Дед дернулся как от пощечины, повторил, чеканя каждое слово:
— Я спрашиваю, куда ты собралась?
— А я отвечу! — Тина улыбнулась. — Я собралась на улицу. Туда, где порок и разврат. Туда, где стаями бродят ублюдки. И знаешь почему? — Кажется, впервые в жизни дед выглядел растерянным. — Потому что там нет тебя!
— Клементина!
— Ты знаешь, как меня зовут?! — она рассмеялась громко, истерично.
— Я твой дед… — Он выглядел жалко. Стоило однажды сказать ему правду, и от неприступного бастиона не осталось камня на камне.
— Дед?! — Тина перешла на шепот. — Ты мне никто! Слышишь?! Деды ведут себя не так. Вот, например, дед так презираемого тобою Мишки совсем другой. Мишка его любит и уважает и называет мировым мужиком. А знаешь почему? Потому что дед всегда с ним рядом: и помогает, и разговаривает, и вообще… — она перевела дух, — и каждый год он дарит Мишке подарки на день рождения, а на восемнадцатилетие обещает настоящий мотоцикл. Вот! А ты? Что ты сделал для меня хорошего?! — В глазах защипало, Тина потерла их кулаком, как в детстве, когда очень хотелось плакать, но молчаливое неодобрение деда не позволяло проронить ни слезинки. — До тринадцати лет я боялась своих дней рождения, потому что считала, что их обязательно нужно проводить на маминой могиле. Тебе интересно, что я думала тогда? Я думала, что лучше бы умерла я, а не она. Уверена, ты тоже так думал. — Она попятилась. — Ненавижу тебя!
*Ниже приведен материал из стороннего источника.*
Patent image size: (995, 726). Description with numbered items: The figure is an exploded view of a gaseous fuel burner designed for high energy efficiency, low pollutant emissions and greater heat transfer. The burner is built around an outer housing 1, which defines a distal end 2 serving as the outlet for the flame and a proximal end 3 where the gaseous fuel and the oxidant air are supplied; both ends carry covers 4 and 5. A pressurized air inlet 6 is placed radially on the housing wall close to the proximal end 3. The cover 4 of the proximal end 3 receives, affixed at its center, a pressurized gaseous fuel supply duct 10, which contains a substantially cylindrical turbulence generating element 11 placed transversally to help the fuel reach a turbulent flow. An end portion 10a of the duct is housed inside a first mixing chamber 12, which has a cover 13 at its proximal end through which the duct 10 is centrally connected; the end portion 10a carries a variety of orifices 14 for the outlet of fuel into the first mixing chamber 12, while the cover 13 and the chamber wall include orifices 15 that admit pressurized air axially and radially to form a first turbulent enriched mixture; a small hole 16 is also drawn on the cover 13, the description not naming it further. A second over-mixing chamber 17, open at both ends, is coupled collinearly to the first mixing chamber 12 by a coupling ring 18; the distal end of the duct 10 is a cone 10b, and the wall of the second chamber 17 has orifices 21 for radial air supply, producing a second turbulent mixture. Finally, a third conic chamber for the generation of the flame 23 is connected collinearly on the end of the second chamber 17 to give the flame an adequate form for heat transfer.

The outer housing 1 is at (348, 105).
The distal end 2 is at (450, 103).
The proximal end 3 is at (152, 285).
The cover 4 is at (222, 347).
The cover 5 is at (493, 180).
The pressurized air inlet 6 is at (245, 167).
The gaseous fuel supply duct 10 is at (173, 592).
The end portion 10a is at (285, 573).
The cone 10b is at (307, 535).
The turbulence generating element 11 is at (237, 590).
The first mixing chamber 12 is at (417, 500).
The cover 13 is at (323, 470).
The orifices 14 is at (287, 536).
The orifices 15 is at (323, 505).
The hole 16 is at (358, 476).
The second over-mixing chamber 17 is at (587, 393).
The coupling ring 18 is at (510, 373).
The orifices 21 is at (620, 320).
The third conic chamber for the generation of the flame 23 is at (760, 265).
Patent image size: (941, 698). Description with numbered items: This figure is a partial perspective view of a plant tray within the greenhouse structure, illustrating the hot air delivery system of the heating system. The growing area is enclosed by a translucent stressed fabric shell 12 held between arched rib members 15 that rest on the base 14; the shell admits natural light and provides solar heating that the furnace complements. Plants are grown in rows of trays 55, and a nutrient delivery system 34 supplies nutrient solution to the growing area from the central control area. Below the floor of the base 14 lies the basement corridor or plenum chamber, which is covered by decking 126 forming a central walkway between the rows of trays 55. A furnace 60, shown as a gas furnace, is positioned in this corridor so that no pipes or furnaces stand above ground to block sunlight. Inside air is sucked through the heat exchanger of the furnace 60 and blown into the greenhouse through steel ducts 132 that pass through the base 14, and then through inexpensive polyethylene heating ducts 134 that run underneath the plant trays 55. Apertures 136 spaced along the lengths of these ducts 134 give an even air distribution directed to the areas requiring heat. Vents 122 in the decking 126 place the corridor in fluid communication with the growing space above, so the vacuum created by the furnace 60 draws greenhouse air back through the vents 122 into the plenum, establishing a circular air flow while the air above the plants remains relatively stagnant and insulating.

Ненавижу!
— Клементина! — дед хотел что-то сказать, но она не стала слушать, выбежала на улицу.
Полдня Тина просто бродила по городу. Слез не было, они выгорели вместе с ее душой в тот самый момент, когда тетенька-гинеколог с неискренней улыбкой сказала: «Твой дед очень опасается за твое физическое и моральное здоровье. Давай-ка, милая, раздевайся, посмотрим, как далеко ты зашла». Еще утром, всего каких-то пару часов назад, Тина была чистой влюбленной девочкой, но после этих слов, прозвучавших как приговор, она вдруг окончательно поняла, как оправдать надежды деда. Все эти семнадцать лет он ждал, когда же она перестанет быть хорошей девочкой, когда оступится и станет наконец такой, какой он хочет ее видеть: распутной, грязной, неуправляемой. Она оступилась, и он теперь сможет ненавидеть ее с чистой совестью, без всяких оговорок и «если».